FORT LAUDERDALE, FLA. - Congress is not likely to pass a long-term transportation funding bill or tax reform legislation of any kind until 2017, after the presidential election, lobbyists said at the National Municipal Bond Summit earlier this week.

There's no consensus on key issues, too little time exists, and nothing generally gets done in an election year, they said, after serving as panelists on a Capitol Hill update session.

"It's very hard to get anything done," Ellen Marshall, founder and president of Marshall & Company, said during the update session.

Jessica Giroux, general counsel and managing director of Bond Dealers of America who moderated the session, asked panelists about the possibility that Congress would include a tax section that contains muni provisions in a transportation bill. The current transportation funding law expires on May 31 and whatever legislation Congress develops to take its place will have to include provisions to raise revenues to keep the Highway Trust Fund solvent or pay for transportation some other way.
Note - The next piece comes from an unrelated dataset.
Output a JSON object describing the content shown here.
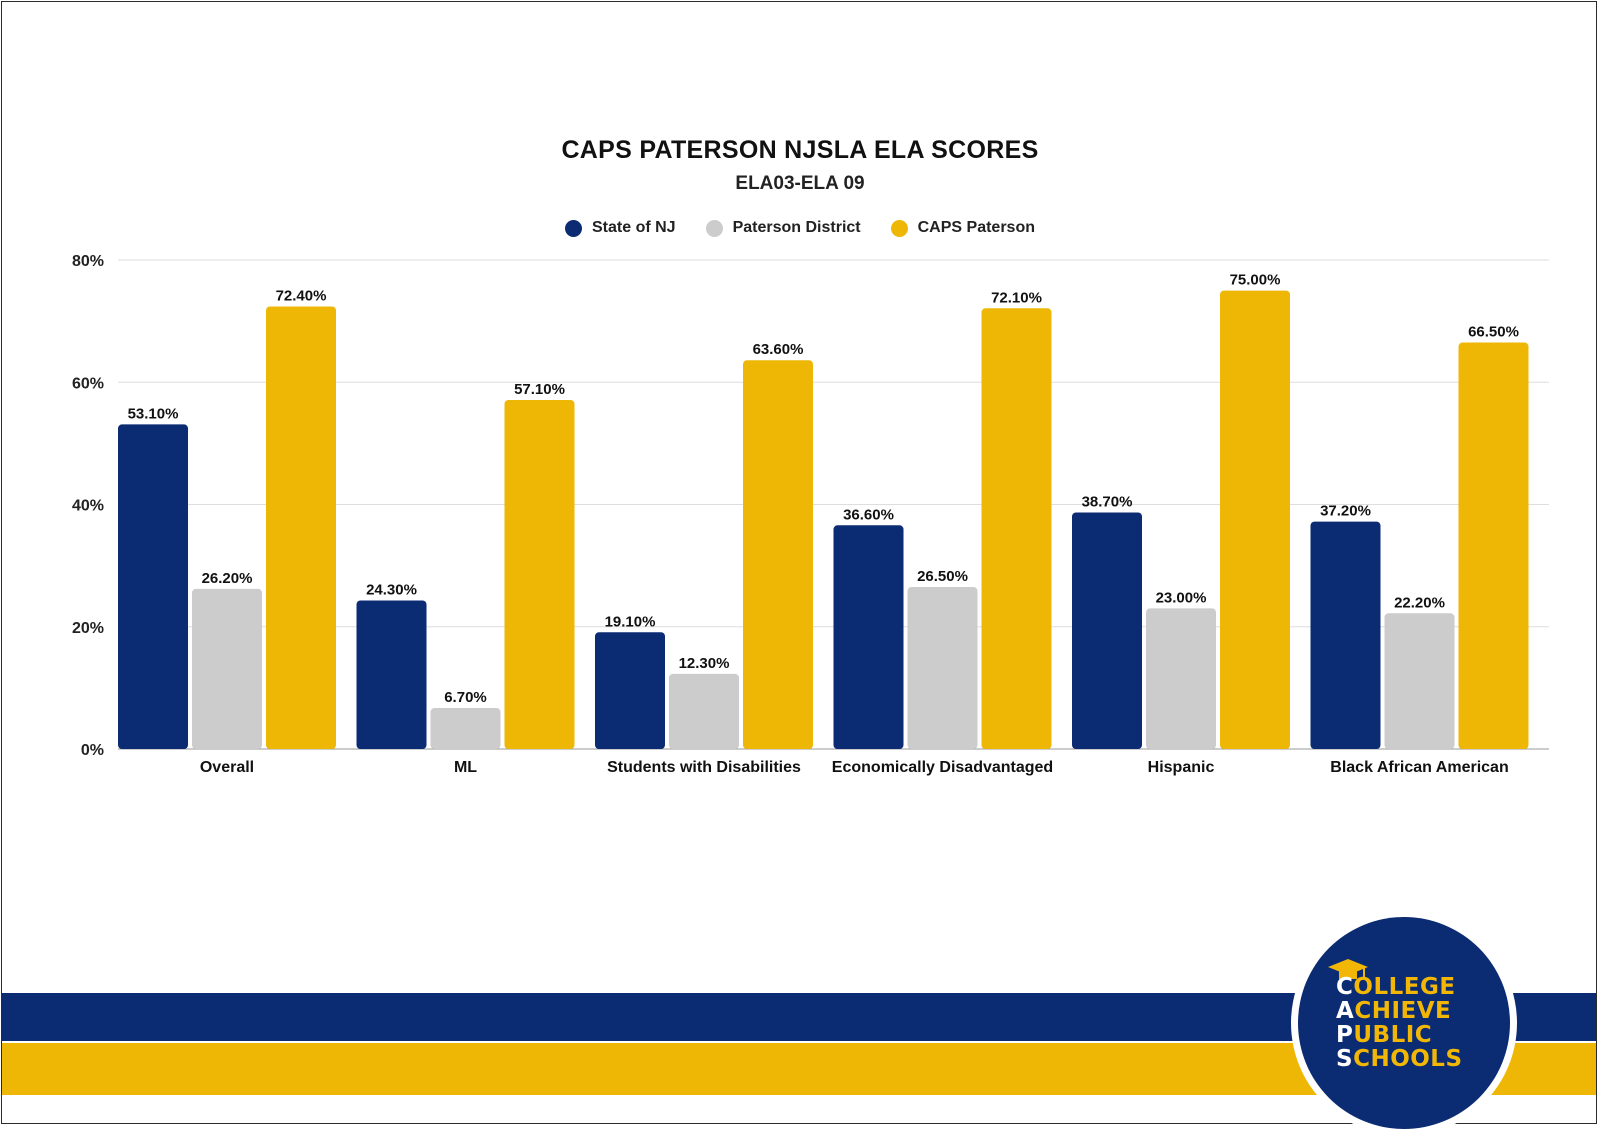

But Marshall, referring to a long-term transportation bill, which most participants want, said, "There's no resolution in sight on that. I think they're just going to kick the can down the road again."
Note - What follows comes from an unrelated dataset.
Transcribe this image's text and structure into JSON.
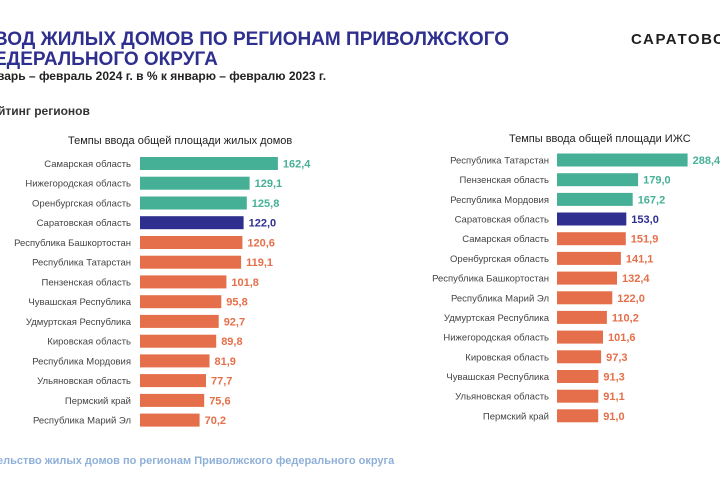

Marshall noted, "We're just ramping it up once again on tax reform." She and Micah Green, a partner at Squire Patton Boggs, said it took Congress roughly three years before passing the Tax Reform Act of 1986. The Senate Finance Committee is not expected to get reports from its tax reform working groups until May and that's almost half way through the year.
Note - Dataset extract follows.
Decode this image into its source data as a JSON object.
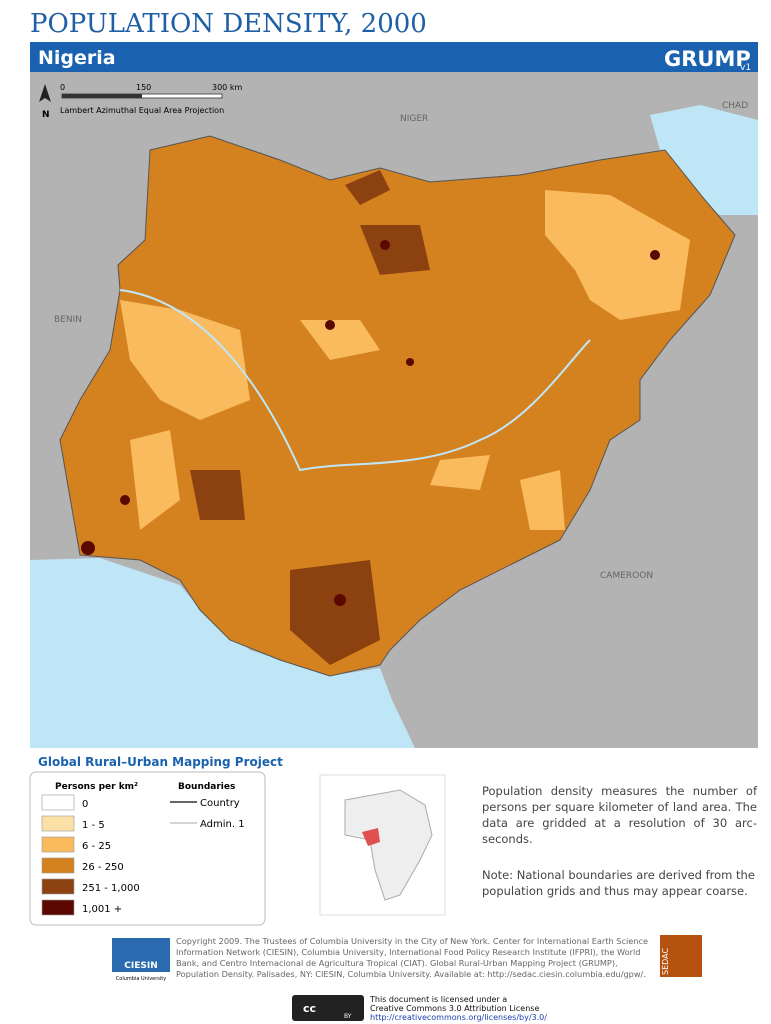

"Think about 2017, How does that hit you?" Marshall asked.

Green and Marshall talked about the differences for tax reform in 1986 and now.

Green said the municipal market was more fragmented in the early 1980s, with issuers and even dealers urging Congress to support different types of tax-exempt bonds or market segments. Now the issuer and dealer groups have organized more as a public finance community, he said.

But "the unanimity of the entire community is not what it should be," Green added. "Now is the time to be coming together as an industry and as a community."

Green noted for example that some of the higher tax states have been more interested in saving state and local tax deductibility, which like municipal bond interest is also a tax expenditure that Congress could consider eliminating or restricting to gain revenues. The Joint Committee on Taxation found that over the five-year period, 2014-2018, the deductibility of state and local taxes would result in $316 billion of lost revenues. In contrast, public purpose, 501(c)(3), and private-activity bonds would result in a loss of $232 billion of lost revenues over the same period, he said.

The muni market needs to come together to convince congressional staff and their lawmakers that munis do not just benefit the wealthy, but rather provide lower borrowing costs for state and local governments and are key to financing critically important infrastructure.

Marshall agreed that issuers are more united now than in 1986. She said it's important to look at the current Congress compared to the one in 1986. Marshall said that today more than 60% of Senators have served seven years or less and have not seen the budget put together under the normal process.

Tim Firestine, chief administrative officer for Montgomery County, Md., said, "What surprises us is how difficult it is to get the White House's attention" on tax-exempt bonds. President Obama has repeatedly proposed in budgets that the value of tax exemption be capped at 28%. When issuers present their case as to why that's a bad idea, he said, "We get no reaction" from White House officials.

Firestine said state and local governments, as well as Montgomery County, have looked at the costs of eliminating or putting a 28% cap on tax exemption over 10 years, from 2003-2012.

Eliminating tax exemption would cost $500 billion for state and local governments and $40 million per year for Montgomery County. The $40 million per year for the county would be the equivalent of 536 teachers and 266 police officers, he said. Capping tax exemption at 28% would result in a cost of $200 billion for state and local governments and $14 million per year for Montgomery County, the equivalent of 200 teachers and 100 police officers, he said.

Green said that the 28% cap proposal in Obama's budget is "a little big to taking back the benefit" of his favorable tax-exempt proposals such as the creating of a new category of bonds called qualified public infrastructure bonds, or QPIBs.

"There's not a lot of policy discussion going on [with regard to tax reform]," Marshall said. "It's more on money generation."